« Cookie statistical distributions | Main | Anylogic and JPA »

October 01, 2011

Ruttiness

I am building a simulation model to study the "paths" that people take as they are learning because I want to ultimately design a computer that can best support a learner by suggesting highly effective paths for people to take (and even influencing the path by interacting with the learner).

I am so early in this process. Currently, I have a system that creates random (empty) learning objects, and I can create any number of students who all hop randomly from object to object. Each learning object accumulates learner model stamps as time goes on.

Next, I have to implement some kind of system that compares learner's paths to each other. Why do I want to compare learner's paths to each other? So I can cluster them. Because some paths will be more like others. Why do I need to cluster them? Because I need to be able to take any learner, call her S, and look at their path so far, and find other "paths" like theirs. Then, I can predict ahead to see what these other students did in their paths in the future, and, use this information to suggest something useful to give to S to work from.

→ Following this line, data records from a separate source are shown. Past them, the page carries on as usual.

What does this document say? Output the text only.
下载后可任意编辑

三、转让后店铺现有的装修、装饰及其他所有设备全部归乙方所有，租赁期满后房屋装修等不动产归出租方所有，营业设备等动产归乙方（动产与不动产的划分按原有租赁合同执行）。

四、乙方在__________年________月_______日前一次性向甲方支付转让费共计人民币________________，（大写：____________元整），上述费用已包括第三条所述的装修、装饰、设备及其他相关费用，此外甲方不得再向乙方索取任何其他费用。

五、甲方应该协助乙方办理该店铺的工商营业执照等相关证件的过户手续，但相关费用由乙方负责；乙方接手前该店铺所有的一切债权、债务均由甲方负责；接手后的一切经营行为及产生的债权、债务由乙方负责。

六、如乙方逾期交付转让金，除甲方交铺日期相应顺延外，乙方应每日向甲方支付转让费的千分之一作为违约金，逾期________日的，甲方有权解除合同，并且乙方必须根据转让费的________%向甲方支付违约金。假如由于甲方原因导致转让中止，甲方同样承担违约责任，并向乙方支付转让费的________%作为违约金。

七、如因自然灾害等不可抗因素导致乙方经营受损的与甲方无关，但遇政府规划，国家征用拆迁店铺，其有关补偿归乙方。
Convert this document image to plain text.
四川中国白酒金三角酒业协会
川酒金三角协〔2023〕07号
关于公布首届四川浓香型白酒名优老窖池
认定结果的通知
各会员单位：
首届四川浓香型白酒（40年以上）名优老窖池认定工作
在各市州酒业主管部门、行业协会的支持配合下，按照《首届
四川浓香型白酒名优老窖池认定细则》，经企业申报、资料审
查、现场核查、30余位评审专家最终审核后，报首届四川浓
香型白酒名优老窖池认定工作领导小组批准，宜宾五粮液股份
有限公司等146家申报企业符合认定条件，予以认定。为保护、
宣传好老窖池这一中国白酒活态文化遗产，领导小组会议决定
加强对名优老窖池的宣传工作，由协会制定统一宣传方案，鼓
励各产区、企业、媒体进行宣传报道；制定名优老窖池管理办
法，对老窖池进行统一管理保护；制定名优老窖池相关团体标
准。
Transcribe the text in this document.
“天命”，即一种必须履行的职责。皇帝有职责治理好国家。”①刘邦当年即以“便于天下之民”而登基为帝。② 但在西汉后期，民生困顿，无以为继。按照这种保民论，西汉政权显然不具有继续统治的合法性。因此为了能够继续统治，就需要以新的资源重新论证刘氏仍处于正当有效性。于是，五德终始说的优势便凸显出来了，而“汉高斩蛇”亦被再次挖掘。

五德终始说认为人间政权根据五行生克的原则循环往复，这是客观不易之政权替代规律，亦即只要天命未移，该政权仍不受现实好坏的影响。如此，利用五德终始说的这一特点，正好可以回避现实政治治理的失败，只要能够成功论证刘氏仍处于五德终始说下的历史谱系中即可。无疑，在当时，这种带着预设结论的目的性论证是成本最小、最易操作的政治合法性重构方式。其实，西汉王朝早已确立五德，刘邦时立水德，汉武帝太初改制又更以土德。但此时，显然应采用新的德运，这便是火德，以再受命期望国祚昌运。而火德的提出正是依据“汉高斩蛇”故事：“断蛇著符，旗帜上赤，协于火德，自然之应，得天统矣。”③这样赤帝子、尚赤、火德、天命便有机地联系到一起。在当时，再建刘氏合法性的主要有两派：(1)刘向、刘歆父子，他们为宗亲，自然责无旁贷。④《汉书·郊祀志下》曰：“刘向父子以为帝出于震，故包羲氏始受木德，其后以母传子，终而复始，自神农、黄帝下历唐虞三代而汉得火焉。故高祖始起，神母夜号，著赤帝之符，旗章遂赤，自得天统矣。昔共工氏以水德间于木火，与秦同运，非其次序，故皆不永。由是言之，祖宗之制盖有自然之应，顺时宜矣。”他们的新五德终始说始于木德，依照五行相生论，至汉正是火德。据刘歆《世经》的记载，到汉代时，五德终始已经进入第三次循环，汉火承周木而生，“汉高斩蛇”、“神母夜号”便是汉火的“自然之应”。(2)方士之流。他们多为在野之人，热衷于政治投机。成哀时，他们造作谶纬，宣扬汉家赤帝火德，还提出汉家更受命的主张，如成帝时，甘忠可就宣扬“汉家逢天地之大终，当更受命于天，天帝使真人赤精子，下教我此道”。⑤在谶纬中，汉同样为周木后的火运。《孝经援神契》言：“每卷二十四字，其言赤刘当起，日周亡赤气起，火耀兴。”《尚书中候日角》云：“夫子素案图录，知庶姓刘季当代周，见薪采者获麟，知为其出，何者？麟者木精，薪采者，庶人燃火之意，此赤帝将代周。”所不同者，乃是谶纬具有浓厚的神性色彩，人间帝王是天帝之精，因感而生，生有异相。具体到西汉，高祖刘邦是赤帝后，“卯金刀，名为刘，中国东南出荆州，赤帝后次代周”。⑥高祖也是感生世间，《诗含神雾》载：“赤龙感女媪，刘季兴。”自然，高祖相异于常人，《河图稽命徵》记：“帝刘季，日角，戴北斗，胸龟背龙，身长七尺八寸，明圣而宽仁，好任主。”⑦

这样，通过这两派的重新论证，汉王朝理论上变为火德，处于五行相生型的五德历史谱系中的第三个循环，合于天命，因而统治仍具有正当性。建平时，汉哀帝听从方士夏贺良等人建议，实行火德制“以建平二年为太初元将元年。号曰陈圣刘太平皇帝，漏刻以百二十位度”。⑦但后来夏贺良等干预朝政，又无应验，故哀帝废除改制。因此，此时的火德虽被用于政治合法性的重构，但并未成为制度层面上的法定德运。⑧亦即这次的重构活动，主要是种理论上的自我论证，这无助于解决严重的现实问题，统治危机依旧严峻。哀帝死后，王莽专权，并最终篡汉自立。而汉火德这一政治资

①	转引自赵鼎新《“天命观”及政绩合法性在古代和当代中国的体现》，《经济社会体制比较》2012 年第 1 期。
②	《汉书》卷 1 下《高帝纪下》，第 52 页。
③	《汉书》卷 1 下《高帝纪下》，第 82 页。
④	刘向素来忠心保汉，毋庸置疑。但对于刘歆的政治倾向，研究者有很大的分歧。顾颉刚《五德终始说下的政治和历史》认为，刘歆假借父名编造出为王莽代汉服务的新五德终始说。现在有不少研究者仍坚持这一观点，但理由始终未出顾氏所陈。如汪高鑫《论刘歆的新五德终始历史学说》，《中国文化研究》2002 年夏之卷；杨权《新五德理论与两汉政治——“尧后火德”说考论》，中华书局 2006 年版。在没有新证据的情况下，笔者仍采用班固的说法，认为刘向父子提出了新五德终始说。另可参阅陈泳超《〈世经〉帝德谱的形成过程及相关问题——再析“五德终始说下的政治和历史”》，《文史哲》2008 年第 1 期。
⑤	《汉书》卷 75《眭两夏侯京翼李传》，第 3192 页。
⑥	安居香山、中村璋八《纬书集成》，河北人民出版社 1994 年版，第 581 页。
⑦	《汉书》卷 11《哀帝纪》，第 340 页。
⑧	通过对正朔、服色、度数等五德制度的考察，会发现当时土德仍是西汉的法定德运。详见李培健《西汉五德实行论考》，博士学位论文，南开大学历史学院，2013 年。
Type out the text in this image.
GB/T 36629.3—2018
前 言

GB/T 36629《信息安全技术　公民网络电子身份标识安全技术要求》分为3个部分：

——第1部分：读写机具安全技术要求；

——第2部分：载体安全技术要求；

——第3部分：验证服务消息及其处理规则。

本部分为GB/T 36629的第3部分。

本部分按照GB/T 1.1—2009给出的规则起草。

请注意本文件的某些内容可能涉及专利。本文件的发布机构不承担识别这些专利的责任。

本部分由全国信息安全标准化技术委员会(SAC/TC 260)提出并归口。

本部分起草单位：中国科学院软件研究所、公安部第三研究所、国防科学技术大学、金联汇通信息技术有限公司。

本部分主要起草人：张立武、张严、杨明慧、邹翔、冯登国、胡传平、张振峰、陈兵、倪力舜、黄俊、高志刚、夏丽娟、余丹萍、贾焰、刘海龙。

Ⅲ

I am faintly bothered by something like the chicken and the egg problem. What will happen to my system once my learners start following recommendations and leaving learner model stamps on all the learning objects, and these stamps are used in the future in order to power future recommendations. If people follow what is recommended to them, and the recommendations are based on people's behaviour, then the system is actually feeding into itself. Won't like, everyone eventually fall into the same rut?

In the future, I need to be able to replace my randomly-generated system with a static (but real) dataset. Can we even start to predict what people will do? Is there a typical different kinds of behaviour that emerge from the nature of your starting set of learning objects?

The ability to replace the random data with the real data is what will allow us to make REAL recommendations.

I want to compare the "ruttiness" of paths from the random data with the real set.

So that is why I am writing this post. I want to take a crack at defining "Ruttiness".

See, in the system, each individual human can be said to have exactly 1 path. Take the earliest timestamp that they have, and sequentially line up the objects they visited until you reach the very last timestamp. This is their path.

If every agent has an identical path (meaning the sequence of objects that they visit is identical, but the timestamps do not have to be identical), we might say that our system has a Ruttiness of 0.

If every agent has an absolutely different path, we might say that our system has a Ruttiness of 100.

If some people have identical paths but most are still different from each other, we might have a Ruttiness of like 85.

Now, this isn't quite good enough. Because we might have 2 people with precisely different paths (i.e. no common sequences) but, it could be that there are 2 learning objects that are very much alike each other. So, we might want to treat them as being equivalent. So this is where we start having a homologous path.

How do I define a homologous path? Well, I have to declare likeness matricies between learning objects. Then, while we are comparing 2 paths, we'd take the analogous learning objects and declare them as the same if:
- they are indeed the same object
- they pass a certain threshold in the learning object likeness matrix.

This is good stuff. But I have to be careful when I am explaining this. Because it is deep enough already that I think I risk losing my audience.

So, I need to declare a likeness matrix for my learning objects. I will thank Chris for his suggestion to use a hashtable of hashtables.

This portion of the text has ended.